The young Kurdish woman, a border worker, walks me down to the launch on the Tigris River, I look out over the water and shallow canyon that 10,000 years ago gave birth to animal domestication, agriculture, complex hierarchical societies, in a word–civilization. She hands me my passport, says good luck and I step into the launch. It slowly glides across the river, the two or three other men in the boat talk in Kurmanji and generally ignore the clueless American, rendered in their native tongue, merikik. As we draw to the far shore the difference between the border sites operated by the Kurdistan Regional Government and the Autonomous Kurdish Region is obvious, the former is huge with multiple buildings, paved roads and two restaurants, the latter is several card tables set on the pebbled beach of the Tigris. Two young members of the internal Rojava security force (Asayîş) search through suspect bags, they look at me, smile and return to their work. Oddly, at a border crossing, I feel, for the first time ever, welcome. There are a few large tents set on the beach to cover the overheated who are waiting to cross, and that’s it. I had been given a contact name and when I mentioned it to one of the Asayîş she waved me over to a man who arranged passage for me up the hill to the original Syrian border facility by car. There I met my contact and was served the ubiquitous sugared glass of tea. A beverage that by this time I had drunk enough of to not just stretch my bladder, but to break it. I sip the tea and he calls a translator to help with our discussion. I introduce myself and what I hope to accomplish in Rojava—some sense of the institutions that the Kurds have implemented since the stabilization of the battlefront; including the local assemblies, how they interact with the militias, the executive councils, and some of the new institutions — schools, universities and infrastructure that the PYD and their allies have built. He abruptly asked what I needed, after which I just about dropped my tea, and then mumbled sheepishly, ”A car? A translator?”
He nodded and indicated that the PYD could provide that. He did want to make clear several things, first the PKK and the PYD are two separate and non-contiguous entities. Next that what is happening in Rojava is a direct reflection of the ideas and philosophy of Abdullah Öcalan (pronounced in Kurmanji, Ojalan, you fucking heathens).
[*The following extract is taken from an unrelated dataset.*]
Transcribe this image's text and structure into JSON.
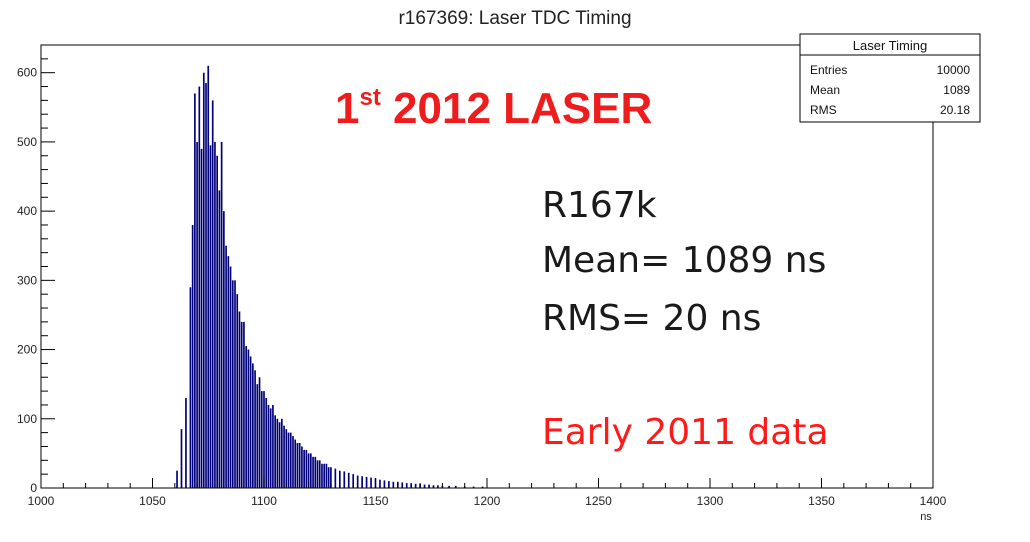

I nodded, noting the twingy feeling in my gut of hero worship, then reminded myself that this hero is buried so deep in a Turkish prison that they probably won’t let him out after he dies.
I was given a car and driver and sent to Amuda, to make contact with folks at the cantonal PYD media center. The next three hours were spent driving across Rojava, a really unique mix of mountains, plains, agriculture, oil wells, villages and people. The Asayîş check points were entertaining, the soldiers would look at the driver, then at me and say, ”Thank you,” or nod. My tattoos raised an occasional Kurdish eyebrow. The folks on the street were wide-eyed, and silently kind.
In Amuda I met with the media folks and they asked me what I wanted to do, I set out my ideas and goals (once again) and they decided to send me to Kobani first thing as the weather looks like it will rain by the end of this week or the beginning of next. The roads are a mélange of asphalt, dirt, and in one or two places gaping pits left by ISIS car bombs. Therefore a good solid rain can really stop movement on the roads. Finally, the media people sent me to a house for journalists run by the YPG — communal living — but not a problem. At the house there was a smattering of journalists, some folks from the Netherlands helping to revamp a local hospital. There is a CNN crew here trying to make some kind of story out of Rojava, and since there is currently no huge amount of bloodshed here — it’s obviously not a great way to sell advertising. I have been listening to them prepare a video report for the past half hour in which — basically nothing happens — oh, and a YPJ militia woman gets asked pointed, burning questions like, ”Do you want kids, or to stay in the militia?” Devastating. I always wanted to listen to a CNN report being prepped. One off the bucket list.